Much of that demand has come from the Middle East, where
booming oil prices have led to a flurry of new construction
and infrastructure projects.
Soriano said the Philippines generally could not meet the
surging demand for highly qualified construction workers,
including welders, flame cutters, plumbers, pipe fitters and
carpenters. For the past few months, job advertisements for
construction workers and engineers rose by almost 29%; there
were new requests for 4,000 overseas placements in
September, according to official statistics.
As of 2005, the Professional Regulation Commission
registered 312,478 construction-sector professionals, where
nearly one-third was listed as qualified civil engineers.

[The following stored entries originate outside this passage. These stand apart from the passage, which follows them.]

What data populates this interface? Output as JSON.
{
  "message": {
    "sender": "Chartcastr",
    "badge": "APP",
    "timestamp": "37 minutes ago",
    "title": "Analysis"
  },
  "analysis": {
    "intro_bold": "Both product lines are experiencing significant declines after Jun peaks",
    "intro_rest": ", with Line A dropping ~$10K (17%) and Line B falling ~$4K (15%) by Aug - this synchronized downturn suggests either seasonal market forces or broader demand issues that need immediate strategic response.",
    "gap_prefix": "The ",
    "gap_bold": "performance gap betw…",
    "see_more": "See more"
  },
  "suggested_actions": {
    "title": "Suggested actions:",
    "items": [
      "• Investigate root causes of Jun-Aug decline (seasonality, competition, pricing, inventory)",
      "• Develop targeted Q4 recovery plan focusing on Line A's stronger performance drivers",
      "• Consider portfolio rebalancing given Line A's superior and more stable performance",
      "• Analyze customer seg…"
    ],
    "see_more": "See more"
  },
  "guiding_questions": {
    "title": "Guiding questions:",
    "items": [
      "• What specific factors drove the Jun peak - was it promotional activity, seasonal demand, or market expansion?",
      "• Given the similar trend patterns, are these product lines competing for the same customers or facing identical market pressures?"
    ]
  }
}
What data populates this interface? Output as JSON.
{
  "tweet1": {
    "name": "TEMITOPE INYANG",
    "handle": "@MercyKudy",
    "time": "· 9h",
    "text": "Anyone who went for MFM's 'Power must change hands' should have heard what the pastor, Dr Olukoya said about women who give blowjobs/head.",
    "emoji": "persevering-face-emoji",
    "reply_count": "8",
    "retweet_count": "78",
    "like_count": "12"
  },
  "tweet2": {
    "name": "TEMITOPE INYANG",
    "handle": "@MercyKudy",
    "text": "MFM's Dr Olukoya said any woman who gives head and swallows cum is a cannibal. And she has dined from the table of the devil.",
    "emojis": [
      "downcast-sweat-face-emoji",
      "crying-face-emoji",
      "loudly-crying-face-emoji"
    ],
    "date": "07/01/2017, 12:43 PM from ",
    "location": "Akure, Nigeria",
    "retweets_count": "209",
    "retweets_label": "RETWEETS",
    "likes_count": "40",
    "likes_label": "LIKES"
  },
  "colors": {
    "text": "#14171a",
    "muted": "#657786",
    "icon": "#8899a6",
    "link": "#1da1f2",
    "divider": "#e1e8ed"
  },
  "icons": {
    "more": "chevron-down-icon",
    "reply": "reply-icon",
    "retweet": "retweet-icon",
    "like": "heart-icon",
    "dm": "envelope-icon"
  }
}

However, the POEA, the government agency that oversees labor
deployment abroad, had registered only 737 professionals
over the period spanning 2002-04. Now, local employers are
complaining about the growing number of construction workers
who leave their jobs without notice after they have been
placed overseas.
Some in Manila fear that if the government paves the way for
15,000 workers to take jobs in Guam, the already labor-
strapped local Philippine construction could come to a total
grinding halt. However, that could also happen to the
planned new military facilities in Guam if Filipino workers
lack the skills to implement US building designs effectively
and efficiently.
Cher S Jimenez is a Manila-based journalist with the
BusinessMirror newspaper. She recently received a grant from
the Ateneo de Manila University to conduct investigative
journalism on illegal workers in the United Arab Emirates.